I am in serious denial!
This move back to the U.S. is looming ever closer, and it still seems completely unreal to me. Every time I think about it, I start to feel completely sick to my stomach, so I have chosen to just not think about it. Mistake! Because when I eventually am forced to think about it, I freak out and wind up stewing.
The latest freak out has been on behalf of my kids. I've been worried about how they will deal with the adjustment to school in Utah. It's so different from school over here. Not necessarily in a bad way, but kind of in a bad way. UK primary schools are set up so that the kids all progress at their own pace. Each subject is divided into sets, with the higher achievers all working together at an advanced pace and the slower learners hanging back and spending more time on the fundamentals of a particular concept. That's why Dylan is only in year five, but is already doing year six level maths. US elementary schools seem to bee more aimed at a middle of the road approach, and I'm not sure how my smarty pants kids will cope with that. Added to the fact that they basically started going to primary school two years before US kids do. Will they be bored out of their minds? Or will they struggle because things are taught in a different way and fall behind because the subjects aren't taught in such an individual way?
I'm also concerned about how they will do socially. Well, not so much about Edith. She is a social animal who gets on well with everybody but isn't worried about their opinions. She's basically a Regina George in the making. Dylan gets on well with everybody as well, but he is such a sensitive soul. I'm worried that he won't fit in and will be picked on. That would destroy him. If it happened to Edith, she would just think it was their problem, brush it off, and move on.
They both have friends here--friends that they've had since they were tiny. Does pulling them away from that make me a bad parent? A selfish parent? Am I going to ruin their lives?
This is why I wanted to move back before they started school!
Another, more mundane, concern is the housing situation. I am used to a certain amount of charm in my environment. Right now we live in a quaint little historic market town, in a modest but historic Victorian row house (oh how I miss my Georgian townhouse!). The streets are narrow and quite often include cobblestones. The houses are historic and made of local red brick. There's so much green! Every time we look at property for sale in Utah, it seems to be hideous 1970's ranch style houses on streets a mile wide so it's all concrete and no green. Ugh! And have I mentioned the plethora of wood paneling and terrible kitchens? It makes me want to cry.
Oh, and we will have to get rid of most of our stuff again. That's a panic attack just waiting to happen!

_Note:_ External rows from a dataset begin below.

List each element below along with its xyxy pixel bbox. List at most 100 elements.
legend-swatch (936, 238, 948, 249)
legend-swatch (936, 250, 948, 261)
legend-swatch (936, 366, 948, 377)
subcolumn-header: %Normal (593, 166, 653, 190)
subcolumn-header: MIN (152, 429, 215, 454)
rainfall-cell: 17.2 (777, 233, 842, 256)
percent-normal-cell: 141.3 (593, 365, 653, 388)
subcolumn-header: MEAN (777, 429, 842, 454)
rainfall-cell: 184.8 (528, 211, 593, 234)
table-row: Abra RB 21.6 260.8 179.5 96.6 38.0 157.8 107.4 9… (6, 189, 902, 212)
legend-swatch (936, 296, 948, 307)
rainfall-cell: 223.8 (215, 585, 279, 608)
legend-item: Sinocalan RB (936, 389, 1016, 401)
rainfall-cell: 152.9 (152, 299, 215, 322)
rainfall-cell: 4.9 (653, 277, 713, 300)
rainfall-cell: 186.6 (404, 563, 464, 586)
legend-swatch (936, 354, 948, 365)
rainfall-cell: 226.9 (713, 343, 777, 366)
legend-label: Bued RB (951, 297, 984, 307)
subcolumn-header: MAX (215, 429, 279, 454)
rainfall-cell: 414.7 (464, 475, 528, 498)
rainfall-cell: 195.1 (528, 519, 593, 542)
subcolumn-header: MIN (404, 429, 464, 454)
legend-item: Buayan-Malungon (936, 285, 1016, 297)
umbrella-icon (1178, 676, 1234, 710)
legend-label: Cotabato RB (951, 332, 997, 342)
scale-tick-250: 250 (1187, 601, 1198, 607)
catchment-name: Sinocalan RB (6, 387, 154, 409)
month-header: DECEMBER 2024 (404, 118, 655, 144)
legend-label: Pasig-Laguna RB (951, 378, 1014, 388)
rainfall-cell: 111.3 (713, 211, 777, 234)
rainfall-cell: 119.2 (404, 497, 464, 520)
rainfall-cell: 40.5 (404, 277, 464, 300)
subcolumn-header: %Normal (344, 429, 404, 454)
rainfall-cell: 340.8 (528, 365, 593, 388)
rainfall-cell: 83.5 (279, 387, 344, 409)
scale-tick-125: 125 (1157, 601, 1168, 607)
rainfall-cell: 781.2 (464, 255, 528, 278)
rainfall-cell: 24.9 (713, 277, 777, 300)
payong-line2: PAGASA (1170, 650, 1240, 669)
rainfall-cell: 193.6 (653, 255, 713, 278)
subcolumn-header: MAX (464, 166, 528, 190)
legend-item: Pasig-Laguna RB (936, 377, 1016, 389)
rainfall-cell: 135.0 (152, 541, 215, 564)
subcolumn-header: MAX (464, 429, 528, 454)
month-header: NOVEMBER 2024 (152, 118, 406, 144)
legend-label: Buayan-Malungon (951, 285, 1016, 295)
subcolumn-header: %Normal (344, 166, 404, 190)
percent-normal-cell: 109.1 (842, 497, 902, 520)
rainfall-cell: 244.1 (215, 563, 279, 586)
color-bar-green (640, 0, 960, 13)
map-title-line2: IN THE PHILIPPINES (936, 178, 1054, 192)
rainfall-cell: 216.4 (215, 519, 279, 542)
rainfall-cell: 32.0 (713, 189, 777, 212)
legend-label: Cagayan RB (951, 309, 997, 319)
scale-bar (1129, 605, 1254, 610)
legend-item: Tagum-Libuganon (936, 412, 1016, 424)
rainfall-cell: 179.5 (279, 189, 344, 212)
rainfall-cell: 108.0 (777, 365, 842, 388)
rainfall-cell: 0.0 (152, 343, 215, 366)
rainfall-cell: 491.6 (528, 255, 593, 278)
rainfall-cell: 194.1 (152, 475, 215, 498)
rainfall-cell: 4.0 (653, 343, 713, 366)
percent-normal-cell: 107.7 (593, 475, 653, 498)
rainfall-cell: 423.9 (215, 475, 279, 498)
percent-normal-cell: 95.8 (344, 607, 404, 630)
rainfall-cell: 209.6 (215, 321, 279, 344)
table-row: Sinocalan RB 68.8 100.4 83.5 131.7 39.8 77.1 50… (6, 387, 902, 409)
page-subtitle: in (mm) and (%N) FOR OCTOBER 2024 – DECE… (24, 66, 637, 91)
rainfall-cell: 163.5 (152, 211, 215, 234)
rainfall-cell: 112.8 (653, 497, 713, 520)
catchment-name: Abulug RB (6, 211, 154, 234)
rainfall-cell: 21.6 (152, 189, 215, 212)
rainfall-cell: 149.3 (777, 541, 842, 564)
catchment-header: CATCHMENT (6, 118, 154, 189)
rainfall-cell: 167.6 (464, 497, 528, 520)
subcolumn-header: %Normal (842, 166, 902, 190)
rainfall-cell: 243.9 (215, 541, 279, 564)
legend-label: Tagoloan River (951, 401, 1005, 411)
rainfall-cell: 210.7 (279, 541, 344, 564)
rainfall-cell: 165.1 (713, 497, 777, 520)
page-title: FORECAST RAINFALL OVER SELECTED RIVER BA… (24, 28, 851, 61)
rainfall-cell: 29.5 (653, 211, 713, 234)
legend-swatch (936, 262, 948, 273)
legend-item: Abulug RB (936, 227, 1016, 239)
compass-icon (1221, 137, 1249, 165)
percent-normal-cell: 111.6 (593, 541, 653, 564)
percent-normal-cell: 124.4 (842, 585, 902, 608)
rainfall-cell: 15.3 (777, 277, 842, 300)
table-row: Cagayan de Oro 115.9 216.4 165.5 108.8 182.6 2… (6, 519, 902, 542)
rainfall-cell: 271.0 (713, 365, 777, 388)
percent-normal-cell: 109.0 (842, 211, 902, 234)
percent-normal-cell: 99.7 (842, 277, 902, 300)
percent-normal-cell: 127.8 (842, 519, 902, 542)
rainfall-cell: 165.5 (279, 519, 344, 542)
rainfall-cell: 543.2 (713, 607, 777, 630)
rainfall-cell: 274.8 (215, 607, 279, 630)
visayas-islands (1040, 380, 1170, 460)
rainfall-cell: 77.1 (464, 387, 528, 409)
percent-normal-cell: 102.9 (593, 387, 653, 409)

I've discussed this with a few people, but it's weighing on my mind. We're basically starting over for the second time. If we were staying in England, selling our house would mean buying a nicer house. We'd be paying professionals to do it up. We'd be getting new furniture, as well. Instead, moving back to Utah means we will only be able to afford a starter home. And we have almost no furniture. The work we do to the place will have to be almost entirely DIY. It's kind of soul destroying to think about.
Sheesh, this is a negative post. I'm sorry about that. Just needed to get it off my chest before it overwhelmed me. Next time I will write about the things that make me happy about moving back. I'm sensing a top ten list coming on. Or maybe even a pros and cons list.
Regardless, this move is happening.
It seems like parenting is 100% about worrying all the time!